Chapter 382 - 374: Space Power Station_1

"Billionaire Elon Musk boarded the SpaceX Dragon Spaceship and entered space."

"On May 20th, SpaceX founder Elon Musk, along with two SpaceX engineers and a billionaire, boarded the ’Dragon’ spacecraft and went into space, joined by a Tesla Roadster sports car."

In the Capital, Lin Ju refreshed Twitter and saw a post Ma had published 15 minutes ago, wearing a custom SpaceX spacesuit, leaning against a blue Tesla Roadster.

It looked like the stripped-down Dragon Spaceship didn’t have any problems.

The Falcon 9 rocket had almost no failures after the success of its recovery experiments in the original timeline, with just a few failed landings interspersed among more than 200 launches without malfunction.

The same goes for the Dragon Spaceship, the Manned Dragon Spacecraft had gone through seven or eight years of two-type iterations, so the Falcon 9+ Manned Dragon combination was extremely reliable both technically and historically.

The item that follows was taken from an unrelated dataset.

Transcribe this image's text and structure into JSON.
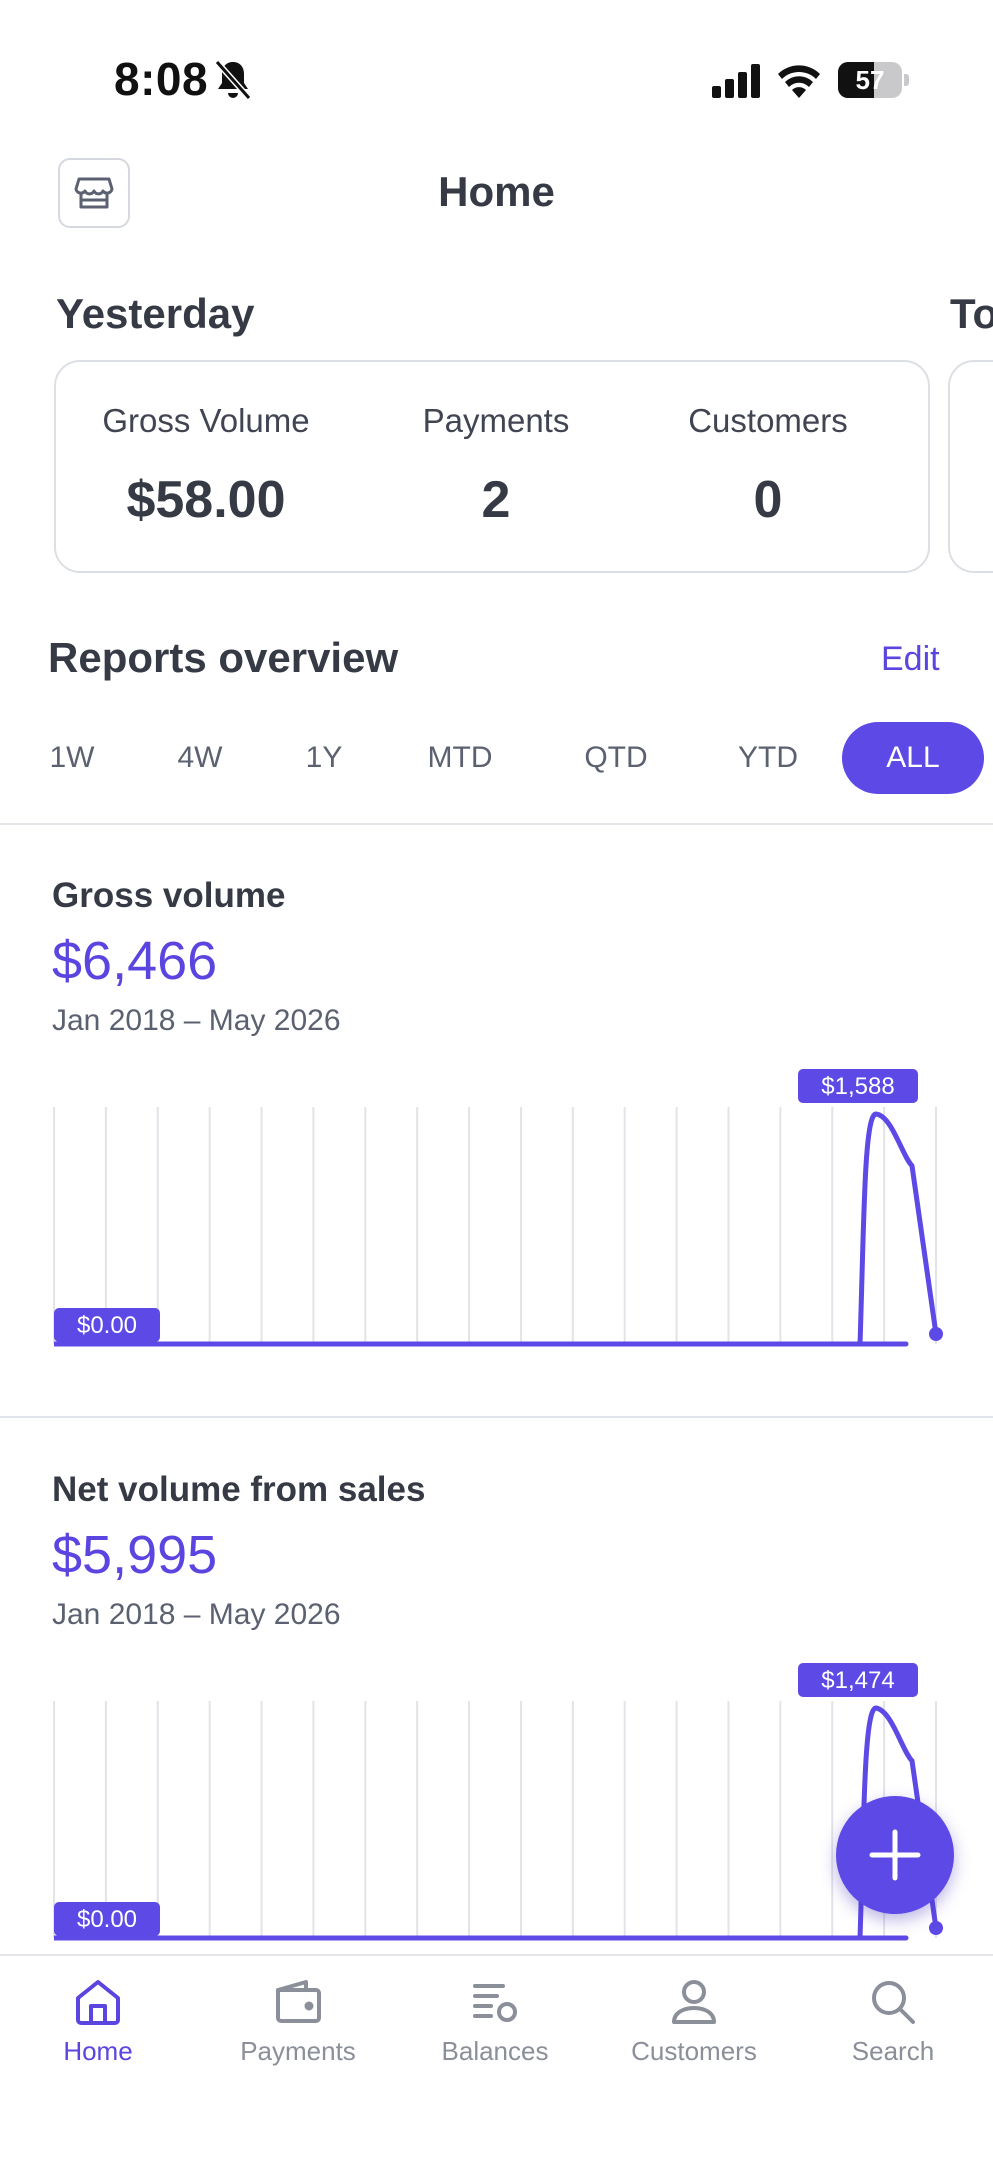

Judging by Ma’s tweets almost every half hour, he seemed to be quite happy with this space trip, and even the promised Roadster from last year was brought along.

But the space agency thought the car was just an empty shell; otherwise, the Center of Gravity arrangement for the Dragon Spaceship would be a big problem—with no room to store supplies. No wonder Ma didn’t open the Roadster’s door.

"Sir She, there are more than five spots for the space training program this year, right? The Dawn Spaceship can fit up to 11 people at most."

Academician She felt like Lin Ju was hinting at something, immediately becoming more vigilant.

"That’s impossible. If any accident occurs with 11 aerospace experts, the trouble would be enormous. Ever since the Incident of June 3, there have been internal regulations; five people is already the limit."

Lin Ju, as a military enthusiast, knew about the June 3 Incident too. It was a disaster that occurred in 2006 when the country was flight-testing the Airborne Early Warning aircraft AWACS-200, and the plane crashed due to icing on its wings. The accident resulted in the loss of 34 top electronic experts in China—nearly halving the research strength—and if not for that, the development pace of AWACS might have been significantly faster.

Lin Ju: "But our spaceship is much stronger than the Y-8, with completely different reliability, and the June 3 Incident was largely due to the plane being overloaded and not meeting safety standards."

"How many people we send up is planned, is there something new with New Yuan?"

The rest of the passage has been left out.